Some of the key proposed VAT measures include:
- Expansion of the definition of “Online Intermediation Services”
- Inclusion of online marketplace platforms and network marketing platforms within the definition.
- Objective: Address gaps in the current VAT framework where such platforms were not explicitly covered, thereby improving tax collection and bringing more digital transactions into the VAT net.
- Taxation of non-resident online payment service providers
- Non-resident platforms that facilitate payments using local infrastructure (e.g. mobile money, online gateways) will be classified as financial intermediaries.
- Objective: Ensure VAT applies to cross-border digital payment services, capturing revenue from foreign-based platforms operating in Tanzania.
- Reduced VAT rate for certain online B2C transactions
- A reduced VAT rate of 16% (down from 18%) will apply to online purchases by consumers, provided:
- The payment is made digitally, and
- The invoice confirms the transaction amount correctly.
- Objective:
- Encourage the use of electronic payments
- Discourage cash transactions
- Improve digital traceability of purchases for tax administration purposes.

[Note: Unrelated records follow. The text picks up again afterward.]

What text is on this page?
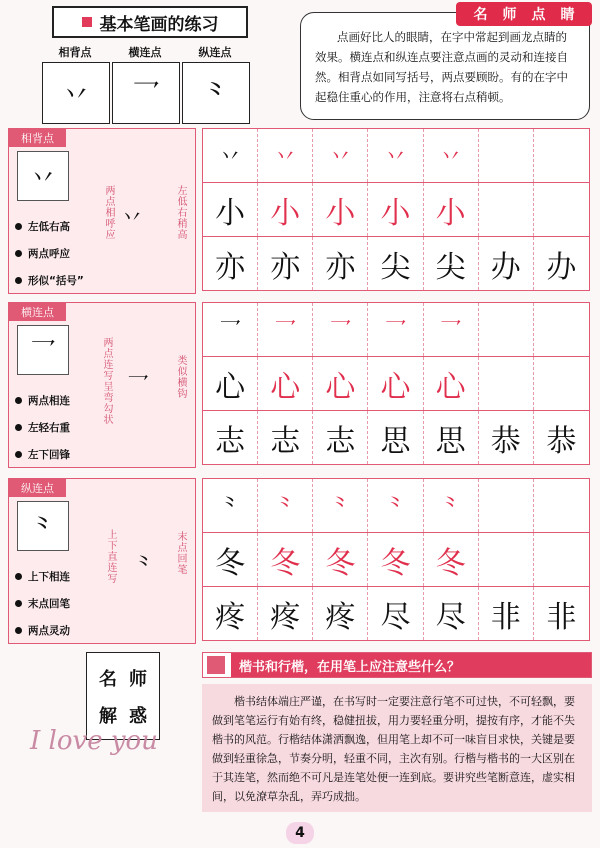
基本笔画的练习
相背点	横连点	纵连点
丷	乛	⺀
点画好比人的眼睛，在字中常起到画龙点睛的效果。横连点和纵连点要注意点画的灵动和连接自然。相背点如同写括号，两点要顾盼。有的在字中起稳住重心的作用，注意将右点稍顿。
名 师 点 睛
相背点
丷
左低右高
两点呼应
形似“括号”
两点相呼应 丷	左低右稍高
丷	丷	丷	丷	丷
小 小 小 小 小
亦 亦 亦 尖 尖 办 办
横连点
乛
两点相连
左轻右重
左下回锋
两点连写呈弯勾状 乛	类似横钩
乛	乛	乛	乛	乛
心 心 心 心 心
志 志 志 思 思 恭 恭
纵连点
⺀
上下相连
末点回笔
两点灵动
上下直连写 ⺀ 末点回笔
⺀	⺀	⺀	⺀	⺀
冬 冬 冬 冬 冬
疼 疼 疼 尽 尽 非 非
名 师
解 惑
I love you
楷书和行楷，在用笔上应注意些什么？
楷书结体端庄严谨，在书写时一定要注意行笔不可过快，不可轻飘，要做到笔笔运行有始有终，稳健扭拔，用力要轻重分明，提按有序，才能不失楷书的风范。行楷结体潇洒飘逸，但用笔上却不可一味盲目求快，关键是要做到轻重徐急，节奏分明，轻重不同，主次有别。行楷与楷书的一大区别在于其连笔，然而绝不可凡是连笔处便一连到底。要讲究些笔断意连，虚实相间，以免潦草杂乱，弄巧成拙。
4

- A reduced VAT rate of 16% (down from 18%) will apply to online purchases by consumers, provided:
These proposed changes demonstrate Tanzania’s intent to modernise its tax system, align with global VAT trends in the digital space, and promote financial transparency. By bringing non-resident digital and financial platforms into scope, the government aims to level the playing field between local and foreign service providers while also incentivising digital payment adoption through reduced tax rates.
Formal legislative amendments and implementation guidelines are expected to follow the Budget Speech. Digital platforms and payment service providers—both resident and non-resident—should review their operations in Tanzania and prepare for upcoming registration, reporting, and invoicing obligations.
United Kingdom
HMRC updates guidelines on postponed VAT accounting for imports
On 9 June 2025, HMRC released updated guidance regarding the Postponed VAT Accounting (PVA) scheme for imports.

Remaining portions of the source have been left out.